APT38, a North Korean-sponsored hacking outfit infamous for targeting and stealing funds from financial institutions around the world, has been linked to several ransomware variants.
They’re also renowned for using destructive software on their victims’ networks in the last stages of their attacks, obliterating any evidence of their presence.
The group’s operators (part of North Korea’s cyber-army Bureau 121) have also employed the Beaf, PXJ, ZZZZ, and ChiChi ransomware families to extort some of their victims, according to Christiaan Beek, a lead threat researcher at cybersecurity firm Trellix.
The linkages to APT38 were discovered when studying code and artifact resemblance with VHD ransomware, which was tied to the North Korean Lazarus APT organization, just like TFlower ransomware.
After detecting the two strains being installed on victims’ networks via the cross-platform MATA malware framework, a malicious tool only utilized by Lazarus operators, Kaspersky and Sygnia researchers made the connection.
PXJ, Beaf, and ZZZZ share a significant amount of source code and functionality with VHD and TFlower ransomware, according to Beek, who visualized the code using Hilbert curve mapping. Beaf and ZZZZ are practically exact clones of each other.
“You don’t have to be a malware expert to notice that the ZZZ and BEAF Ransomware images are nearly identical,” said the Trellix researcher.
“When compared to VHD, it’s also clear that Tflower and ChiChi are drastically different.”
While ChiChi’s codebase has few commonalities, Beek discovered that both ChiChi and ZZZZ used the Semenov[.]akkim@protonmail[.]com email address in their ransom notes.
Because there were no negotiating chats or leak sites to examine, attacks utilizing these ransomware families mainly targeted entities in Asia-Pacific (APAC). This made it more difficult to identify the victims’ identities.

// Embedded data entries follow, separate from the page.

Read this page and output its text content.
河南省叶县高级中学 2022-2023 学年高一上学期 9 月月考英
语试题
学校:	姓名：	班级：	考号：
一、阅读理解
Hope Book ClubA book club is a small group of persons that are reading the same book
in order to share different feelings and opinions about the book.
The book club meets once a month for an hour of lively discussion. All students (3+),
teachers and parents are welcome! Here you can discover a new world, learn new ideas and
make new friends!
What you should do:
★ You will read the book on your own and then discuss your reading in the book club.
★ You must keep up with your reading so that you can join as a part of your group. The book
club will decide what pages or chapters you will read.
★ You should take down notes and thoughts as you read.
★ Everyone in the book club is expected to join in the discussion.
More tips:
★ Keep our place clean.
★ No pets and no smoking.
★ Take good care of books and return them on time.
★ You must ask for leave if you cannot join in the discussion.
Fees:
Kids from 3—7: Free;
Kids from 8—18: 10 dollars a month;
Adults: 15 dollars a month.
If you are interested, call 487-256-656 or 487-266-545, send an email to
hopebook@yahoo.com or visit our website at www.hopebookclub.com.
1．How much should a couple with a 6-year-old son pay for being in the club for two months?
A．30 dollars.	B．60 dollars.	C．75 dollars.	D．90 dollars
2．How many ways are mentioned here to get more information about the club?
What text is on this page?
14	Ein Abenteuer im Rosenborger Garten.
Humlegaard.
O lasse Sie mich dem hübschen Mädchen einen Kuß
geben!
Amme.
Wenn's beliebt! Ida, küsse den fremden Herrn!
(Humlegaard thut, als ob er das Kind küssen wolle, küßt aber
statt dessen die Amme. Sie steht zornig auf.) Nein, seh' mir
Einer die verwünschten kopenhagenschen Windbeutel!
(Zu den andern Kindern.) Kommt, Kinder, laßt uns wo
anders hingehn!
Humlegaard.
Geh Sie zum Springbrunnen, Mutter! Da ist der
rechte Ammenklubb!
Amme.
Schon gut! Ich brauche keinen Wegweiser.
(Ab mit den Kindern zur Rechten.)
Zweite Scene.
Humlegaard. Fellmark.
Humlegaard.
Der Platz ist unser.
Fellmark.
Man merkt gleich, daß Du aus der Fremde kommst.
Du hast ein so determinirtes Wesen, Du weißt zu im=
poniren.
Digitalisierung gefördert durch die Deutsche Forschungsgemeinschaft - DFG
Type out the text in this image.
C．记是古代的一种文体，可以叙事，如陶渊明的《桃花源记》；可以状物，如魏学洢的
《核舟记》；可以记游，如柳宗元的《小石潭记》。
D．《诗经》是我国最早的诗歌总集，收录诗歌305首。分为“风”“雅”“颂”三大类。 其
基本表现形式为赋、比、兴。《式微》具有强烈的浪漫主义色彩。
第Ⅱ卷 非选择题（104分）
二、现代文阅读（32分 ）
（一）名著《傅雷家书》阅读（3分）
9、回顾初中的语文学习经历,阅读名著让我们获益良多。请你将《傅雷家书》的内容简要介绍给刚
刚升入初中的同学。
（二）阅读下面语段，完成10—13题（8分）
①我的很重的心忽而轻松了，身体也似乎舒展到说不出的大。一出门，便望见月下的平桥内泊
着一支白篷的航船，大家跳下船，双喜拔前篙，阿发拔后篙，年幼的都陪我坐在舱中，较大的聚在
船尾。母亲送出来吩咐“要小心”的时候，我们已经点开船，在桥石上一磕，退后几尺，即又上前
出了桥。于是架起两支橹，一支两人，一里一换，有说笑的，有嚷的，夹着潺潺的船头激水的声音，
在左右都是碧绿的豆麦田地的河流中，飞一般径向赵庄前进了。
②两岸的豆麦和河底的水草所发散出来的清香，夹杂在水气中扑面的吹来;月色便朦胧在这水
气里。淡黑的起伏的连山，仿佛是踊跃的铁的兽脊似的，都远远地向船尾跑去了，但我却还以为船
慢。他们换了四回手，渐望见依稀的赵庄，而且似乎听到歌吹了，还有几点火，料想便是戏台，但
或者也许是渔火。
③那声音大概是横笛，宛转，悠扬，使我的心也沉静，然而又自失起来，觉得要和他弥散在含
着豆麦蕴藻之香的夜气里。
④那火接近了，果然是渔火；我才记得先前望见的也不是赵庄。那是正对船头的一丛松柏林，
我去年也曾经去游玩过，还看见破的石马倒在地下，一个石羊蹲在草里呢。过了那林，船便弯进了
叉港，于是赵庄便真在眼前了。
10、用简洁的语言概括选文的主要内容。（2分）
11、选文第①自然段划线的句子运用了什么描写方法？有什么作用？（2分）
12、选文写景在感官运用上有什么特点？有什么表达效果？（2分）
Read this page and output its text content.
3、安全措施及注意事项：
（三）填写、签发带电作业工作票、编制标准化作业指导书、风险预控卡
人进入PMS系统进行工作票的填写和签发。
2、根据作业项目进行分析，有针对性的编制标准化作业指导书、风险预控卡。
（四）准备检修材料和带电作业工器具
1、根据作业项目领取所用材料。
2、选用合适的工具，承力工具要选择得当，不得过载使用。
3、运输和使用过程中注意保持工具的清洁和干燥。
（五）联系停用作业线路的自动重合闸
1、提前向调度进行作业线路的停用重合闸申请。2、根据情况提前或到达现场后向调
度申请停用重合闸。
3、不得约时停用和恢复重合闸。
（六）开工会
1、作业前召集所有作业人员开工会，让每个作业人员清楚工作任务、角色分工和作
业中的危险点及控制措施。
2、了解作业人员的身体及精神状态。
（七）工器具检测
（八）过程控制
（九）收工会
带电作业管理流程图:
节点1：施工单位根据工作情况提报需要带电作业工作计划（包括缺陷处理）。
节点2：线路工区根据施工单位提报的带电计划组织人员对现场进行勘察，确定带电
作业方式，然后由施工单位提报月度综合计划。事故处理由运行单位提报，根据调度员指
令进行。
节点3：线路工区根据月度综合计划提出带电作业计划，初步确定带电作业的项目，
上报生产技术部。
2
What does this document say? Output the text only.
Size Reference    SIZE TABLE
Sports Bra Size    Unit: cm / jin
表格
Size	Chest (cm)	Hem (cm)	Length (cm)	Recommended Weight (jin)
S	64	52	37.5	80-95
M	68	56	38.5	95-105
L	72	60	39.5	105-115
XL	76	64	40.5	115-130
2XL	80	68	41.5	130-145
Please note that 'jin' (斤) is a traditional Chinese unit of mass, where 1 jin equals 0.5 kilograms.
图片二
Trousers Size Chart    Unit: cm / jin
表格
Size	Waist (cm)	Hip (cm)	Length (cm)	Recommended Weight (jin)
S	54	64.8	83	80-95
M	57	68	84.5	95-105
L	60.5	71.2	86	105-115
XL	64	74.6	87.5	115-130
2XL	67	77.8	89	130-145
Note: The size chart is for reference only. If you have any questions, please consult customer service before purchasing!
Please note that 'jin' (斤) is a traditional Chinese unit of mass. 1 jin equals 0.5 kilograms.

Trellix also looked into the cryptocurrency transfers behind ransom payments to see if there were any overlaps in the crypto wallets used to collect ransoms, but discovered none.
They observed, however, that the North Korean hackers were only able to collect modest quantities of cryptocurrency (for example, a 2.2 BTC transfer in mid-2020, valued at $20,000 at the time).
“We believe the ransomware families [..] are part of larger attacks,” Beek continued.
“Trellix connects the smaller targeted ransomware attacks to DPRK associated hackers with high confidence based on our study, pooled intelligence, and observations of the smaller targeted ransomware assaults.”